The application stores every field that occurs, all the values it can have and how often they occur. It enabled us to roughly guess what the fields and values mean, which we found hard initially because of the lack of documentation, and it was also helpful in our meeting with the client, where he could go through explaining what each field and value means.

TRUST & GPS event matching (see demo)

Understanding what the column headings mean was one part however actually understanding what the data means is another. We started going through the data by hand however this seemed to be inefficient. Therefore, we started researching visualisation technologies, like D3, to get a clear view on everything and identify common inconsistencies that our algorithm needs to be able to handle.

For this visualisation, we used D3 and we kept the UI relatively simple. In the top left corner, you can choose which Rolling Stock you want to analyze by selecting the appropriate gps_car_id. Then we display all of the GPS Reports of that Rolling Stock in the left column, ordered by time. We also state the type of the report and the Tiploc code of where the report was generated.

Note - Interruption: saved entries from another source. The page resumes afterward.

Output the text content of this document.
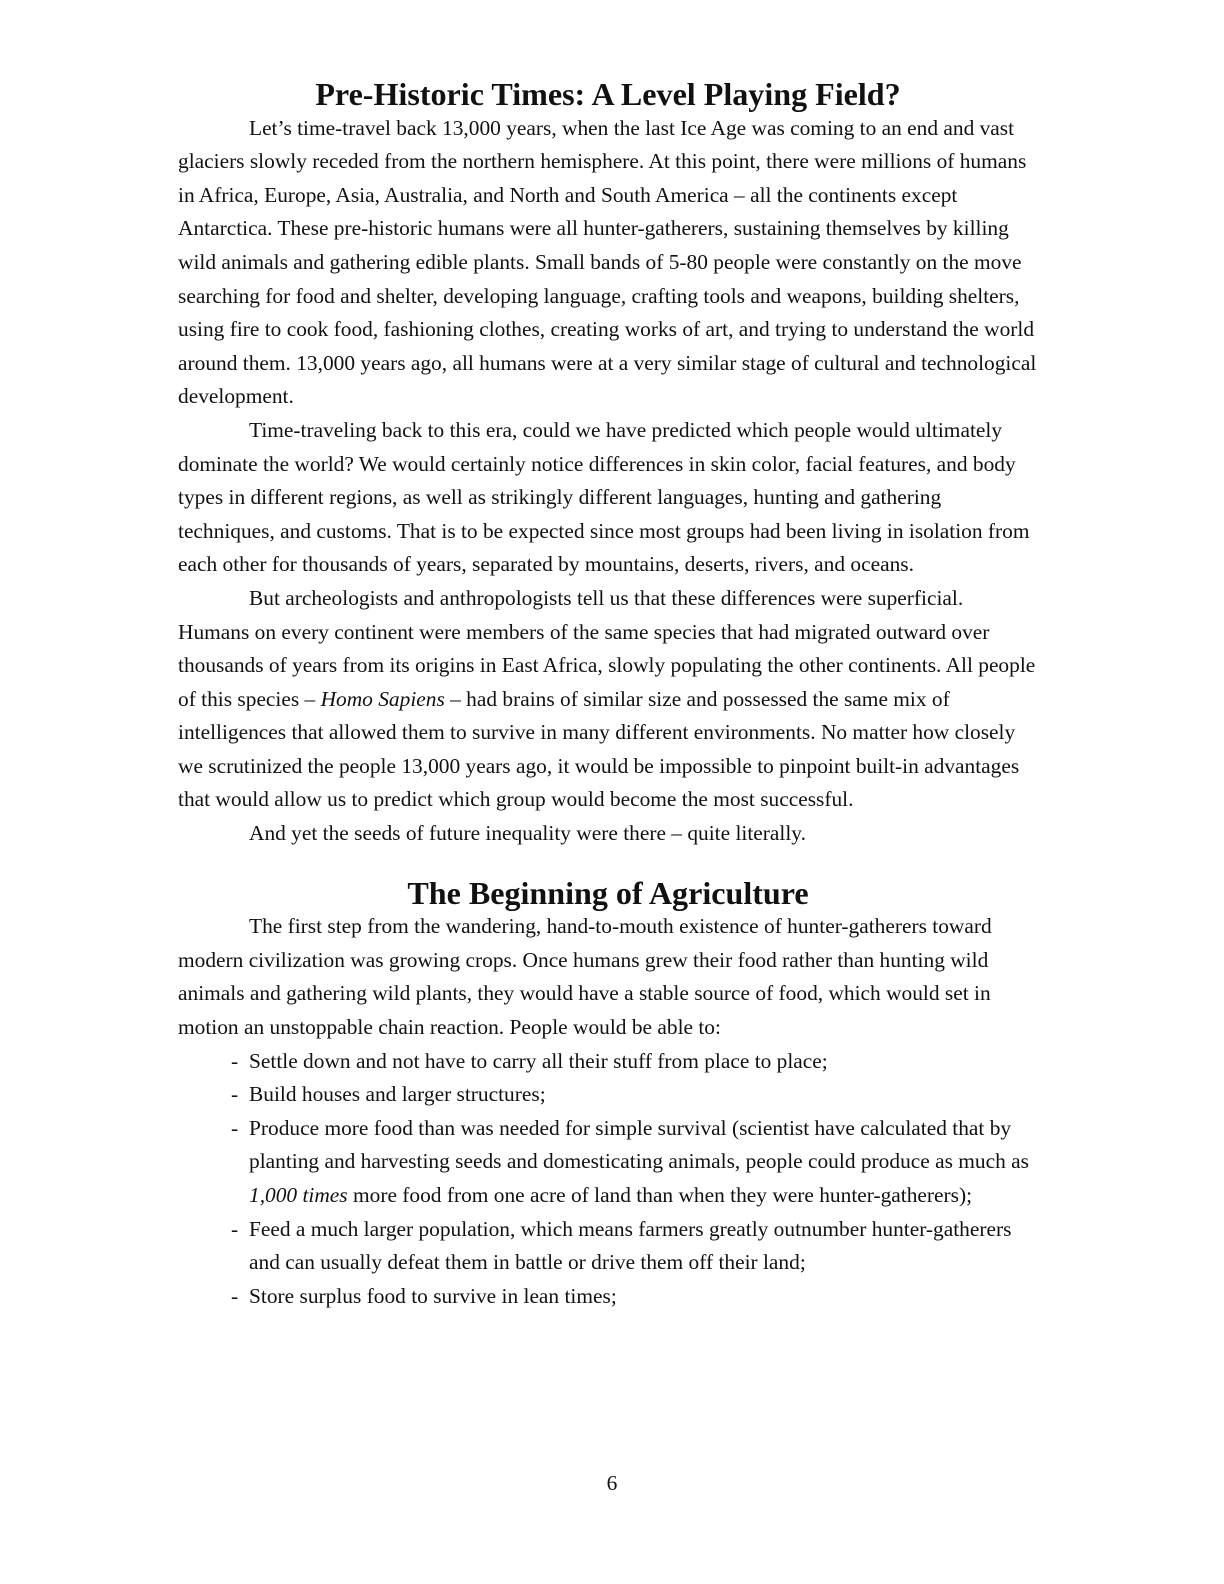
Pre-Historic Times: A Level Playing Field?

Let’s time-travel back 13,000 years, when the last Ice Age was coming to an end and vast glaciers slowly receded from the northern hemisphere. At this point, there were millions of humans in Africa, Europe, Asia, Australia, and North and South America – all the continents except Antarctica. These pre-historic humans were all hunter-gatherers, sustaining themselves by killing wild animals and gathering edible plants. Small bands of 5-80 people were constantly on the move searching for food and shelter, developing language, crafting tools and weapons, building shelters, using fire to cook food, fashioning clothes, creating works of art, and trying to understand the world around them. 13,000 years ago, all humans were at a very similar stage of cultural and technological development.

Time-traveling back to this era, could we have predicted which people would ultimately dominate the world? We would certainly notice differences in skin color, facial features, and body types in different regions, as well as strikingly different languages, hunting and gathering techniques, and customs. That is to be expected since most groups had been living in isolation from each other for thousands of years, separated by mountains, deserts, rivers, and oceans.

But archeologists and anthropologists tell us that these differences were superficial. Humans on every continent were members of the same species that had migrated outward over thousands of years from its origins in East Africa, slowly populating the other continents. All people of this species – Homo Sapiens – had brains of similar size and possessed the same mix of intelligences that allowed them to survive in many different environments. No matter how closely we scrutinized the people 13,000 years ago, it would be impossible to pinpoint built-in advantages that would allow us to predict which group would become the most successful.

And yet the seeds of future inequality were there – quite literally.

The Beginning of Agriculture

The first step from the wandering, hand-to-mouth existence of hunter-gatherers toward modern civilization was growing crops. Once humans grew their food rather than hunting wild animals and gathering wild plants, they would have a stable source of food, which would set in motion an unstoppable chain reaction. People would be able to:

- Settle down and not have to carry all their stuff from place to place;
- Build houses and larger structures;
- Produce more food than was needed for simple survival (scientist have calculated that by planting and harvesting seeds and domesticating animals, people could produce as much as 1,000 times more food from one acre of land than when they were hunter-gatherers);
- Feed a much larger population, which means farmers greatly outnumber hunter-gatherers and can usually defeat them in battle or drive them off their land;
- Store surplus food to survive in lean times;
6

Next, we use the Genius Allocations to find all of the Services that that particular Rolling Stock was planned to run. An algorithm goes through all the Trust Reports of these services and tries to match them to the correct GPS Report. We first check if the GPS Report is within a given time limit. Then we check if the event has the same Tiploc code and the same event type. If the algorithm finds a matching GPS Report for a given Trust Report, we display the Trust Report next to the appropriate GPS Report with a green circle. If no match if found, we still display the event but with a red circle.

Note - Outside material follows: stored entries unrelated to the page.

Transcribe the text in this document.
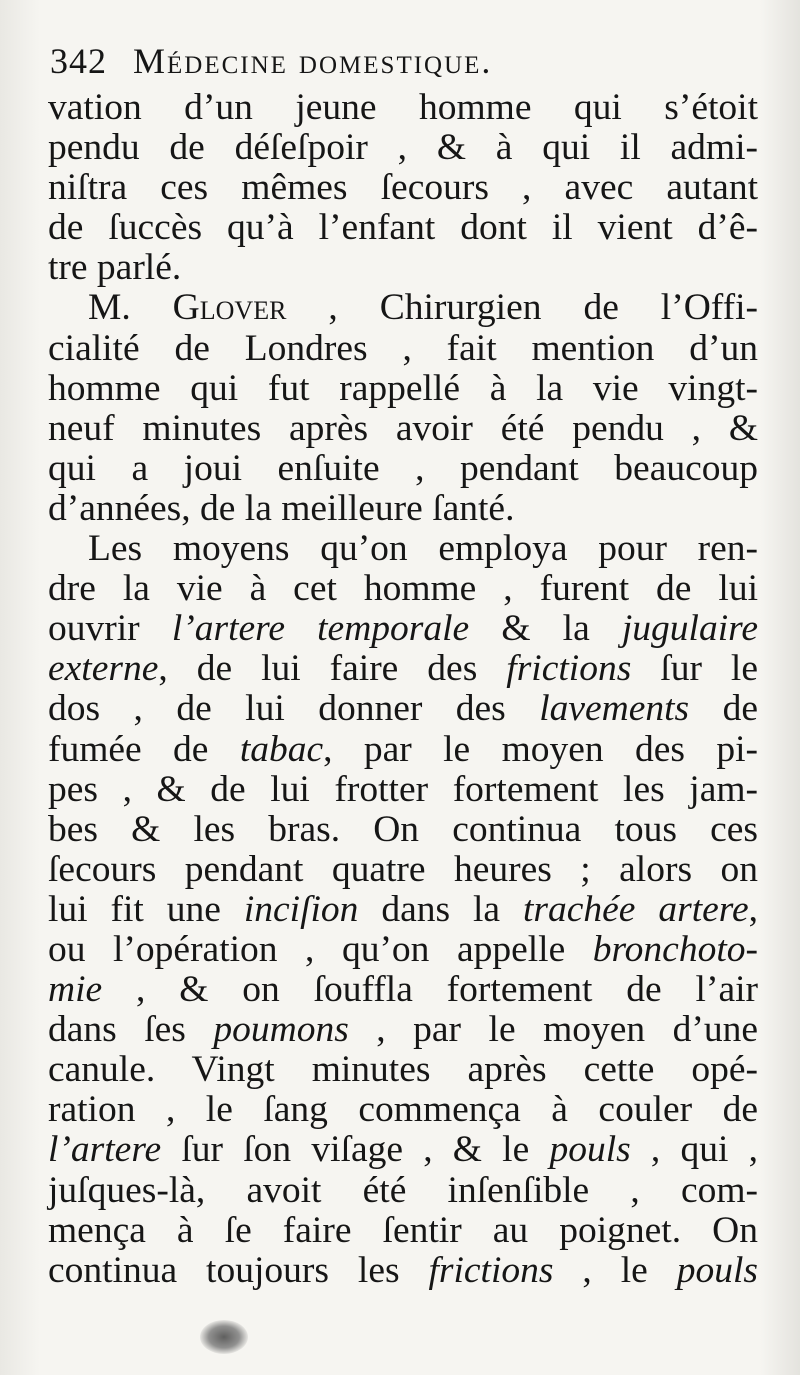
342 Médecine domestique.
vation d’un jeune homme qui s’étoit
pendu de déſeſpoir , & à qui il admi-
niſtra ces mêmes ſecours , avec autant
de ſuccès qu’à l’enfant dont il vient d’ê-
tre parlé.
M. Glover , Chirurgien de l’Offi-
cialité de Londres , fait mention d’un
homme qui fut rappellé à la vie vingt-
neuf minutes après avoir été pendu , &
qui a joui enſuite , pendant beaucoup
d’années, de la meilleure ſanté.
Les moyens qu’on employa pour ren-
dre la vie à cet homme , furent de lui
ouvrir l’artere temporale & la jugulaire
externe, de lui faire des frictions ſur le
dos , de lui donner des lavements de
fumée de tabac, par le moyen des pi-
pes , & de lui frotter fortement les jam-
bes & les bras. On continua tous ces
ſecours pendant quatre heures ; alors on
lui fit une inciſion dans la trachée artere,
ou l’opération , qu’on appelle bronchoto-
mie , & on ſouffla fortement de l’air
dans ſes poumons , par le moyen d’une
canule. Vingt minutes après cette opé-
ration , le ſang commença à couler de
l’artere ſur ſon viſage , & le pouls , qui ,
juſques-là, avoit été inſenſible , com-
mença à ſe faire ſentir au poignet. On
continua toujours les frictions , le pouls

Now we can easily see if a Rolling Stock actually ran all of the services it was supposed to run, by simply looking at the amount and order of red and green circles.

Discoveries

Trains runnning close to each other

It sometimes happens that 2 services are travelling very close to each other. The current algorithm has difficulties distinguishing which rolling stock ran which service. Hence, in the next iteration of the algorithm, we will track the rolling stock long-term and analyze the headcode of the service to know which general direction it is going.

Trains running in a loop

Another issue we came across is trains running in a circle, where we don’t know the overall direction they are travelling in.

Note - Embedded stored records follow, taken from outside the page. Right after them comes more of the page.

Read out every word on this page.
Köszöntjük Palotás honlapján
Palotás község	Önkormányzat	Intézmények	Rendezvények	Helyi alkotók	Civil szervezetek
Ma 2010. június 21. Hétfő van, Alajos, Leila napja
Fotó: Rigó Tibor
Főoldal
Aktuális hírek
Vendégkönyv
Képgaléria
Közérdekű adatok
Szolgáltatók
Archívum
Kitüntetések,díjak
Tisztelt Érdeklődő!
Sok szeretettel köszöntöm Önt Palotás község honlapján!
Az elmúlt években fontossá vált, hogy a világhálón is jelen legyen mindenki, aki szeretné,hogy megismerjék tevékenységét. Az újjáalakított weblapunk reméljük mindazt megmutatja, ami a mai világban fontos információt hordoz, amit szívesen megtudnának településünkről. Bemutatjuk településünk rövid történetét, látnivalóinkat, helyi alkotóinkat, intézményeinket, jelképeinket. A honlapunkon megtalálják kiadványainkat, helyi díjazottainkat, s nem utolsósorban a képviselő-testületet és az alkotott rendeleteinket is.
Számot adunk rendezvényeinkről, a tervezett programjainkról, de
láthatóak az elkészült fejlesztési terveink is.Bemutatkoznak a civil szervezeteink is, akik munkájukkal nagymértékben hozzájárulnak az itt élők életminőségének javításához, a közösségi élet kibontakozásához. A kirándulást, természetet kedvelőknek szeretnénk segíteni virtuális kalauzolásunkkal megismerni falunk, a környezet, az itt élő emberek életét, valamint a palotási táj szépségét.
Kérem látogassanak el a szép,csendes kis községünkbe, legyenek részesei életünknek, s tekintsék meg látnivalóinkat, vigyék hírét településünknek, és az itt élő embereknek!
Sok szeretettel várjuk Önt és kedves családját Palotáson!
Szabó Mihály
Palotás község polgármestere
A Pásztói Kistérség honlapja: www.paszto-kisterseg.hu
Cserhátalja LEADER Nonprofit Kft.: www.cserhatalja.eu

Service run by multiple rolling stock

Sometimes 2 Rolling Stock seem to run the same service (and they do) but at a certain point they split. Or the other way is possible as well, when 2 Rolling Stock join to run a service together.

Train travelling behaviours

Another important fact is that different types of trains tend to behave differently. For instance an Empty Coaching Stock is very unpredictable because they are not considered as important as Passenger Trains. They are also more likely to be affected by external factors therefore the algorithm will assign a higher probability of an Empty Coaching Stock changing than for example a Passenger Train. Additionally, some companies may turn the train around to manage crowds or to make sure that the first class carriage is facing the correct way, which may mean travelling to the nearest track loop.

Inaccurate reports

The GPS data can sometimes repeatedly report arrivals and departures of the same train, at the same station, even though the train itself is stationary. This is because the GPS data divides the world up into several areas. If the train is first outside the area according to the GPS and then inside, a report will be generated where it arrives and the other way around. So if a Rolling Stock is parked near the border of an area for several hours, various reports might be generated where the train keeps arriving and departing from the same station.